With the growing use of e-cigarettes by teenagers – and the associated health risks – prominent in the news, the Maryland Healthcare for All Coalition is launching a video Wednesday demonstrating the success of alcohol and tobacco taxes to address public health issues in the state.
The video is a companion to a comprehensive study released earlier this year by the Abell Foundation showing steep reductions in alcohol consumption and tobacco use, especially among young people, after tax increases were enacted.
The ad, produced by the Maryland Health Care for All Coalition, is not associated with any current campaign to pass legislation in Annapolis but is simply meant to highlight the success Maryland has had driving down alcohol consumption and smoking rates.
“The video released today will raise awareness among policymakers and the public about this evidence-based policy solution to reduce alcohol and tobacco use and reduce healthcare spending,” said Vincent DeMarco, president of the coalition. “Developing an evidence based policy solution is the first step in transforming public will into public policy.”
The Abell Foundation study, “Public Health Policy in Maryland: Lessons from Recent Alcohol and Cigarette Tax Policies,” was conducted by experts at the Johns Hopkins School of Public Health.
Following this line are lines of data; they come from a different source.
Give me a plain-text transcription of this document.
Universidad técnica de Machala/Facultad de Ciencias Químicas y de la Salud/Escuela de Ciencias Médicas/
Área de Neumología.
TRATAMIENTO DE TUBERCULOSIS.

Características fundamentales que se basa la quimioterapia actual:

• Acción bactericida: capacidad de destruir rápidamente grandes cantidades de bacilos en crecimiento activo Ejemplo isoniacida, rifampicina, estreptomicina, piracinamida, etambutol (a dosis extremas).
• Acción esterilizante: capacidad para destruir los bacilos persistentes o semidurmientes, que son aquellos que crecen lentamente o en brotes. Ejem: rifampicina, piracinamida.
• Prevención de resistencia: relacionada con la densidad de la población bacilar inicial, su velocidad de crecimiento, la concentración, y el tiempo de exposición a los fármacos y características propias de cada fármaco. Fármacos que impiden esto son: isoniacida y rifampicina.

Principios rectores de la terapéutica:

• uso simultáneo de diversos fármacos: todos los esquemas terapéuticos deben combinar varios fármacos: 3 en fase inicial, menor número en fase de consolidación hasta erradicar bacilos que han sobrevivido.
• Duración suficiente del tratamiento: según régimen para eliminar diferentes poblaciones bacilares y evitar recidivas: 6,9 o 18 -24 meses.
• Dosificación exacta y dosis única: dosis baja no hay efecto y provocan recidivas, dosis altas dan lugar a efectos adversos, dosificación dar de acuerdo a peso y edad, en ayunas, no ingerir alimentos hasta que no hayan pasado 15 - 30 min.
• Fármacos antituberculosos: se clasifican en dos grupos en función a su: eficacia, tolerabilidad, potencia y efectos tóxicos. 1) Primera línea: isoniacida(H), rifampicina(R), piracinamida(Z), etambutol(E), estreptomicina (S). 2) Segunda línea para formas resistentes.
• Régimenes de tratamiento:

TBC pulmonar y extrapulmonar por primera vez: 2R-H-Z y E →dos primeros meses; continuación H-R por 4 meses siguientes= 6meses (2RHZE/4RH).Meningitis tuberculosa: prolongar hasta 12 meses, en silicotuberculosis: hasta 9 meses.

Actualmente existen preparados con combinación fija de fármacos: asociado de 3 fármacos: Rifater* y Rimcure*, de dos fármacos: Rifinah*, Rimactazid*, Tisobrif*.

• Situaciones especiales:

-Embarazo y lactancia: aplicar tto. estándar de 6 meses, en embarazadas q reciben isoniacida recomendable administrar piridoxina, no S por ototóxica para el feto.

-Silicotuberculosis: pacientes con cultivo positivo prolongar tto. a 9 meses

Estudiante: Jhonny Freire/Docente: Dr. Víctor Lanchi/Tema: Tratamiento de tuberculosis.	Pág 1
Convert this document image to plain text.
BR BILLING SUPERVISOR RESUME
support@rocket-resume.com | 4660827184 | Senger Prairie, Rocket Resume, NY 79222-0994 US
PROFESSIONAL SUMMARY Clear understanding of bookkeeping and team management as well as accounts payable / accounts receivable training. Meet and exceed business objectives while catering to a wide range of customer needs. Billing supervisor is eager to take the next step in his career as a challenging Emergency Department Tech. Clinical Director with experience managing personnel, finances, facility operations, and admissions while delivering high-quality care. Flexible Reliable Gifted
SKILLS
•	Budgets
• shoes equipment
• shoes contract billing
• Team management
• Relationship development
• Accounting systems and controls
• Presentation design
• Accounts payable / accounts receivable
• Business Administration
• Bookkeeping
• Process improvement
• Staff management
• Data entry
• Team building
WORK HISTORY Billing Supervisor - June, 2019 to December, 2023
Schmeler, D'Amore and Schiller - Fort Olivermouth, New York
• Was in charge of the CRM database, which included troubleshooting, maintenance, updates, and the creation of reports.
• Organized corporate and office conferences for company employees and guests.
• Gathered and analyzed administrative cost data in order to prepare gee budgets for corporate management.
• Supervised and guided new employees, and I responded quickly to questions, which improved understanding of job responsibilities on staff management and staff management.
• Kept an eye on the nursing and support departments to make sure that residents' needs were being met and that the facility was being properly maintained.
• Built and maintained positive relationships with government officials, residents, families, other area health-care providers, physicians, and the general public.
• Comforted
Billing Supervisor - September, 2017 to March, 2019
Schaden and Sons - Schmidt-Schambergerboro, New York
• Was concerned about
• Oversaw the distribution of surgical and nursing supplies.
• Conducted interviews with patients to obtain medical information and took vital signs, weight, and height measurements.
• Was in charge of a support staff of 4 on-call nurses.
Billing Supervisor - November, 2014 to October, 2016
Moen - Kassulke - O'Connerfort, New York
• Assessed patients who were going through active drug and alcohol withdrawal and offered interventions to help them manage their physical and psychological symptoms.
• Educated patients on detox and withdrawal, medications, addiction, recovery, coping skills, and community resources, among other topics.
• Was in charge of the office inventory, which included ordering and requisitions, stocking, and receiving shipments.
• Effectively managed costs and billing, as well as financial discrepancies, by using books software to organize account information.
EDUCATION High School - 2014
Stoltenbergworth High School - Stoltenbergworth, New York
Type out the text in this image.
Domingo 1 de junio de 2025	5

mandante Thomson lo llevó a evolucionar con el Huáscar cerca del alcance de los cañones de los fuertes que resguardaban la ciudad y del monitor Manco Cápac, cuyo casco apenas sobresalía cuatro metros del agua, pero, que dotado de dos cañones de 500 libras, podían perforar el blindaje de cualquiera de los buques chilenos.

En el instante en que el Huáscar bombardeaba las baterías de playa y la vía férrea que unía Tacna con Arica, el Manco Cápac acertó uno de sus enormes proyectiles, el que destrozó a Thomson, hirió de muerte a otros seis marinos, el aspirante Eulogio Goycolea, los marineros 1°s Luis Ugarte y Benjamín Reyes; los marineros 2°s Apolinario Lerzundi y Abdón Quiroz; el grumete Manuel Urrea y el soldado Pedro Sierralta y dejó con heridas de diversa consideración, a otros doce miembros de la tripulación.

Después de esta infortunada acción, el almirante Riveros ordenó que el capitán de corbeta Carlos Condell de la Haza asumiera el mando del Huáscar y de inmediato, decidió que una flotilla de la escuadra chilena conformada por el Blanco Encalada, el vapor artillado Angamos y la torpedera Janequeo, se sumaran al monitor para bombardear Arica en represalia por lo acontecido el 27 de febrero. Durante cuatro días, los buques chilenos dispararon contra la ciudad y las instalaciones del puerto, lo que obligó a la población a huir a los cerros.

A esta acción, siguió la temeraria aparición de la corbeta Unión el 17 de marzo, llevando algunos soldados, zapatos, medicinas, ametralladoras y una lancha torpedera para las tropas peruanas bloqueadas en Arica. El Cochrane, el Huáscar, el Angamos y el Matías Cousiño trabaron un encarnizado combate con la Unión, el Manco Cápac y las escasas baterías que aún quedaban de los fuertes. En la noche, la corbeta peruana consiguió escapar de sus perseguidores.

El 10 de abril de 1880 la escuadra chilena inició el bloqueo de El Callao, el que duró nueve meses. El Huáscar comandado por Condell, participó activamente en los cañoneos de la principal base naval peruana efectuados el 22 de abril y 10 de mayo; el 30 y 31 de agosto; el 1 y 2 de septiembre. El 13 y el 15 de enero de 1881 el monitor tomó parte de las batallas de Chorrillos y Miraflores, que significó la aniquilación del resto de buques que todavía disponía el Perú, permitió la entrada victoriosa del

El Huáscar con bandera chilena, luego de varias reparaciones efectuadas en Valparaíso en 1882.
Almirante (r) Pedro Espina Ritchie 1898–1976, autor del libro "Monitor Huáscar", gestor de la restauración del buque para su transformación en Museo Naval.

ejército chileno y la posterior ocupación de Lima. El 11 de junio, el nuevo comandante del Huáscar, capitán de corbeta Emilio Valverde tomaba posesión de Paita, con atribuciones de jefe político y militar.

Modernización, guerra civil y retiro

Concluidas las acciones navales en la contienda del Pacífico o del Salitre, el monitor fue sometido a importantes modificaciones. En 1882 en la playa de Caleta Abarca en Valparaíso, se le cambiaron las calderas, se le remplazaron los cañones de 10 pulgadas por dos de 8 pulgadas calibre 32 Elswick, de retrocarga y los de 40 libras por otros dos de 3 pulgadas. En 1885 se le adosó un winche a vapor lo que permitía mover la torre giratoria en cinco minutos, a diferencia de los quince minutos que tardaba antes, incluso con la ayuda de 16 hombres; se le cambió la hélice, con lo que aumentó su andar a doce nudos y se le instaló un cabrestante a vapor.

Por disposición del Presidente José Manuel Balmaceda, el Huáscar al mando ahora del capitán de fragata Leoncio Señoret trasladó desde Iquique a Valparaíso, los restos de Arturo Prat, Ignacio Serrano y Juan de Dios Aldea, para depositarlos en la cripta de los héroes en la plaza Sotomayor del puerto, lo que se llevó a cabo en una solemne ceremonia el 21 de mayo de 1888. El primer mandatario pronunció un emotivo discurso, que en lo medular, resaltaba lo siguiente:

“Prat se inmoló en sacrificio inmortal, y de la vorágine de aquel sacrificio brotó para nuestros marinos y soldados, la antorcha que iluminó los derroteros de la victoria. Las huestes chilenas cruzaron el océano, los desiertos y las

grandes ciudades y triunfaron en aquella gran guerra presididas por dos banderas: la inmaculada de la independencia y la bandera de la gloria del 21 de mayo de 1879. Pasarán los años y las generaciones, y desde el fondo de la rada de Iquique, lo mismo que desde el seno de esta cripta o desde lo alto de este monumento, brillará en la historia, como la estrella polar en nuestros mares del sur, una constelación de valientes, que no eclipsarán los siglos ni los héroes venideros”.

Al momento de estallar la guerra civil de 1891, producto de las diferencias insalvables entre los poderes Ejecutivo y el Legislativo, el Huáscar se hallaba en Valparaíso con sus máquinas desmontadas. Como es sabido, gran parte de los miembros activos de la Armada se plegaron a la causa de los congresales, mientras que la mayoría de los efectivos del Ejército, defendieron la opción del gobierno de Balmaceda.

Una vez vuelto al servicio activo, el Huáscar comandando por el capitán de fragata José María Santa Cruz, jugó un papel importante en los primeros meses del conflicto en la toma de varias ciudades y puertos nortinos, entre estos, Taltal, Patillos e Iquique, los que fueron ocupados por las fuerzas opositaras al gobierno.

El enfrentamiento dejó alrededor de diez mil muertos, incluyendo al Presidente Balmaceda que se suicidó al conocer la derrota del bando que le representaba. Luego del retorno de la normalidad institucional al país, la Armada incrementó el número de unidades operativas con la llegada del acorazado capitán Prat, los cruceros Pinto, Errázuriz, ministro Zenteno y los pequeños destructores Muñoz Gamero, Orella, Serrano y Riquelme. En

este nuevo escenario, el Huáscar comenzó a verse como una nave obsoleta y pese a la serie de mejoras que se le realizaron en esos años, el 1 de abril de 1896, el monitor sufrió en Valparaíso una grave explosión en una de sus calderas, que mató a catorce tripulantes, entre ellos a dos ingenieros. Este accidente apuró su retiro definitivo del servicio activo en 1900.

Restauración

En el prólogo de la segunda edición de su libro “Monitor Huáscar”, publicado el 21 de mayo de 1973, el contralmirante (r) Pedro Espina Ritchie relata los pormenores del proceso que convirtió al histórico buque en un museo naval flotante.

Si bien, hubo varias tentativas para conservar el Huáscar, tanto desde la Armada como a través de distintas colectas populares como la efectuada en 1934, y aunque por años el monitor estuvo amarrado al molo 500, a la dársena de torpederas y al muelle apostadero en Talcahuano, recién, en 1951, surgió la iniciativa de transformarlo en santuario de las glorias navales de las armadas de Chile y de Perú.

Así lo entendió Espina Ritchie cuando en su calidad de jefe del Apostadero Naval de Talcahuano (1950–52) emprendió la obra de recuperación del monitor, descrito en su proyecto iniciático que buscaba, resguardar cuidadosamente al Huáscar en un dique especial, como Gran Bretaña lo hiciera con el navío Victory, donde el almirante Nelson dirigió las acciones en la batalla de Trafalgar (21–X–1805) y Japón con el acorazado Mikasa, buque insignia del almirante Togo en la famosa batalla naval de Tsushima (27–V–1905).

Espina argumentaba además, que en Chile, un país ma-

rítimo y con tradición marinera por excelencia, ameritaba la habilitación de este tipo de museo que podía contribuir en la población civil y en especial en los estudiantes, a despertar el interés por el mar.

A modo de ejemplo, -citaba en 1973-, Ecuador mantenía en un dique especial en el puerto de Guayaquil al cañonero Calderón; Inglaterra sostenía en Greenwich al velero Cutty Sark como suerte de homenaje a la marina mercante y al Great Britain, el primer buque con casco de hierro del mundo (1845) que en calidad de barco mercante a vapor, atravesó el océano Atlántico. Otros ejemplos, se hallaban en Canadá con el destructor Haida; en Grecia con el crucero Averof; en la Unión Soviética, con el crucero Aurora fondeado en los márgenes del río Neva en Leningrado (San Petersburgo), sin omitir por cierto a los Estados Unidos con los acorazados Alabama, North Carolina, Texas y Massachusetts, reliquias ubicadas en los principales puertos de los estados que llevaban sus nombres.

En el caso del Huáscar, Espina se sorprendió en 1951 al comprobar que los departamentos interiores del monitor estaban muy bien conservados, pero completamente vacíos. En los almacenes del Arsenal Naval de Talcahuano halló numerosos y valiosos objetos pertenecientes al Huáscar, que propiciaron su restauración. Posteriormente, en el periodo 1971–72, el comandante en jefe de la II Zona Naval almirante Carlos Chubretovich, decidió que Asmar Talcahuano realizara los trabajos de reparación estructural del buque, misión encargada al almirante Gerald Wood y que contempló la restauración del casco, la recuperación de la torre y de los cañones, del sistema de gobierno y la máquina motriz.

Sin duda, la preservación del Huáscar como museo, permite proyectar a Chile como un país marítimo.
The study concluded that taxing some consumer products is a policy strategy that has the potential to improve the public’s health.
The authors found that following the 3 percent state alcohol sales tax increase in 2011, binge drinking by Maryland adults decreased by 17 percent in Maryland between 2011 and 2016 and was greater than the 6 percent reduction nationally. There was also a decrease in alcohol-positive drivers and in sexually transmitted infections in Maryland.
Following the $1 per pack cigarette tax increase in 2008 smoking by Maryland adults decreased by 26 percent among current smokers between 2011 and 2016.
Among high school students the study found that there was a 47 percent reduction in students who reported smoking a cigarette in the preceding 30 days between 2007 and 2015. In 2007, 17 percent of Maryland high school students reported smoking at least once in the previous 30 days, dropping to just 9 percent in 2015. The report notes that young people who do not smoke in high school are less likely to start smoking as adults and are less likely to use other illegal substances than their smoking peers.